Sutjiadi Lukas, Ketua Asosiasi Mainan Indonesia (AMI), mengatakan pihaknya sedang bekerja sama dengan pengelola kawasan industri untuk menyediakan klaster kawasan industri mainan. Kedua pihak berencana untuk segera menandatangani nota kesepahaman.
“Kami akan segera mengadakan MOU dan merencanakan penandatanganan bersamaan dengan kunjungan kerja ke kawasan Industri Kendal pada 13 Oktober 2017,” ujarnya kepada Bisnis.com, Senin (10/09/2017).
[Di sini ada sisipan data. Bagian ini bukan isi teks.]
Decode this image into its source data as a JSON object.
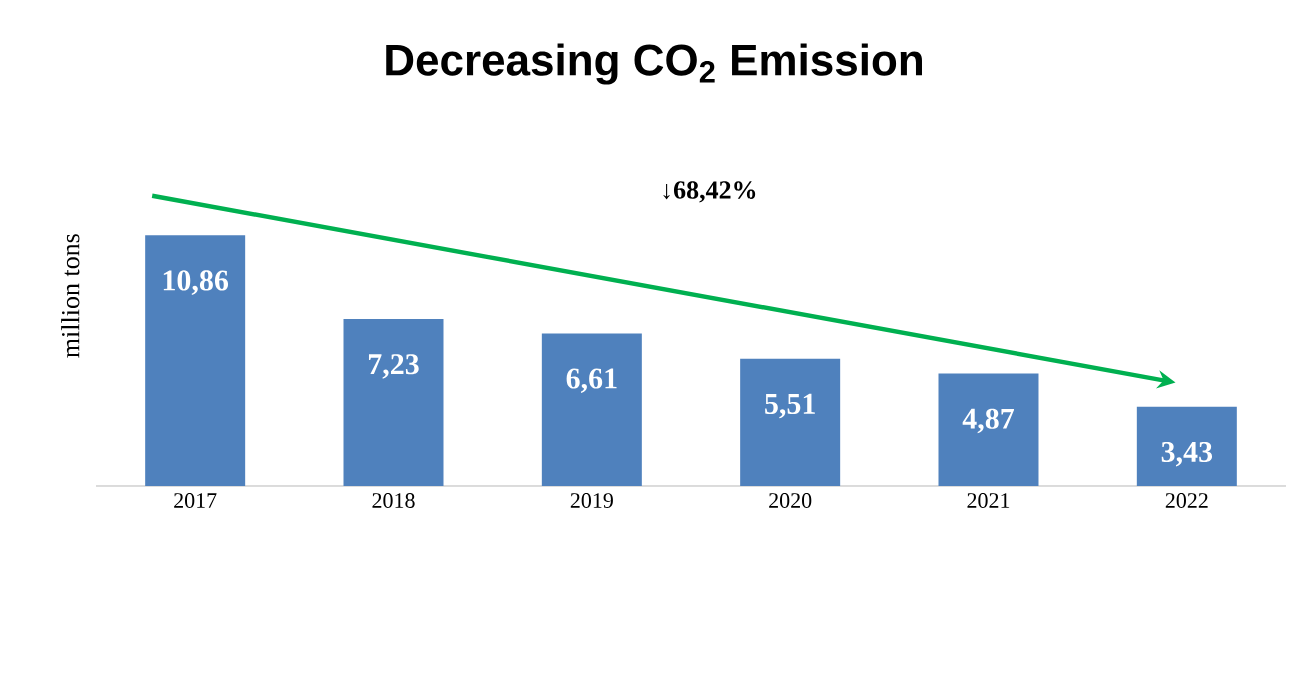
{
  "chart_data": {
    "type": "bar",
    "title": "Decreasing CO$_{2}$ Emission",
    "ylabel": "million tons",
    "categories": [
      "2017",
      "2018",
      "2019",
      "2020",
      "2021",
      "2022"
    ],
    "values": [
      10.86,
      7.23,
      6.61,
      5.51,
      4.87,
      3.43
    ],
    "value_labels": [
      "10,86",
      "7,23",
      "6,61",
      "5,51",
      "4,87",
      "3,43"
    ],
    "color": "#4f81bd",
    "annotations": [
      "↓68,42%"
    ]
  }
}
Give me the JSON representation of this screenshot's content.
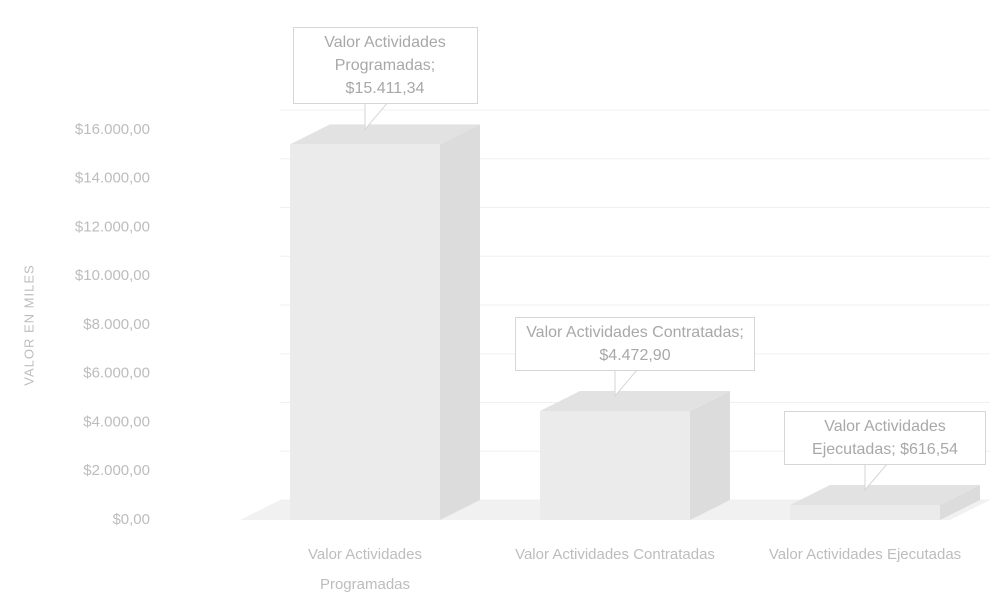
{
  "chart_data": {
    "type": "bar3d",
    "y_label": "VALOR EN MILES",
    "categories": [
      "Valor Actividades Programadas",
      "Valor Actividades Contratadas",
      "Valor Actividades Ejecutadas"
    ],
    "values": [
      15411.34,
      4472.9,
      616.54
    ],
    "value_labels": [
      "Valor Actividades Programadas; $15.411,34",
      "Valor Actividades Contratadas; $4.472,90",
      "Valor Actividades Ejecutadas; $616,54"
    ],
    "color": "#ebebeb",
    "ylim": [
      0,
      16000
    ],
    "yticks": [
      {
        "value": 0,
        "label": "$0,00"
      },
      {
        "value": 2000,
        "label": "$2.000,00"
      },
      {
        "value": 4000,
        "label": "$4.000,00"
      },
      {
        "value": 6000,
        "label": "$6.000,00"
      },
      {
        "value": 8000,
        "label": "$8.000,00"
      },
      {
        "value": 10000,
        "label": "$10.000,00"
      },
      {
        "value": 12000,
        "label": "$12.000,00"
      },
      {
        "value": 14000,
        "label": "$14.000,00"
      },
      {
        "value": 16000,
        "label": "$16.000,00"
      }
    ],
    "grid": true
  }
}
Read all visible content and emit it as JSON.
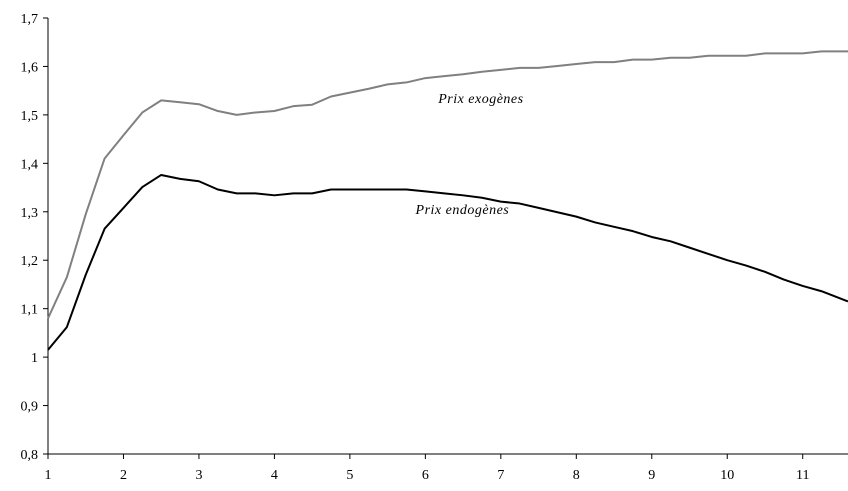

Lukas mengatakan bahwa asosiasi tersebut memilih untuk mendorong industri mainan untuk Jawa Tengah Karena Jakarta saat ini dianggap sangat padat dan beberapa lokasinya termasuk dalam zona larangan industri. Dari segi upah karyawan, nilai upah minimum daerah (UMR) di Kawasan Industri Kendal juga lebih rendah dibandingkan kawasan industri di Jakarta, sehingga lebih mendukung para pengusaha.
“Kami juga menginginkan distribusi dan penyerapan lapangan kerja yang merata sehingga tidak semuanya akan pergi ke Jakarta. Selain itu, infrastruktur di Kendal juga memadai,” ujarnya.
Saat ini, industri mainan dalam negeri menghadapi tantangan berupa permintaan yang lemah dan produksi yang kurang optimal. Meskipun demikian, Lukas menyatakan bahwa potensi pasar mainan anak-anak dalam negeri masih terbuka dengan tingkat pertumbuhan yang cukup tinggi setiap tahunnya.
Pertumbuhan angka kelahiran di Indonesia berada di kisaran 4,5 juta per tahun. Meskipun tidak termasuk sebagai kebutuhan dasar, mainan anak merupakan barang yang dibutuhkan.
“This is what drives local and outside toy entrepreneurs to market their products in Indonesia. [The market] children’s toys are still very open, “he said.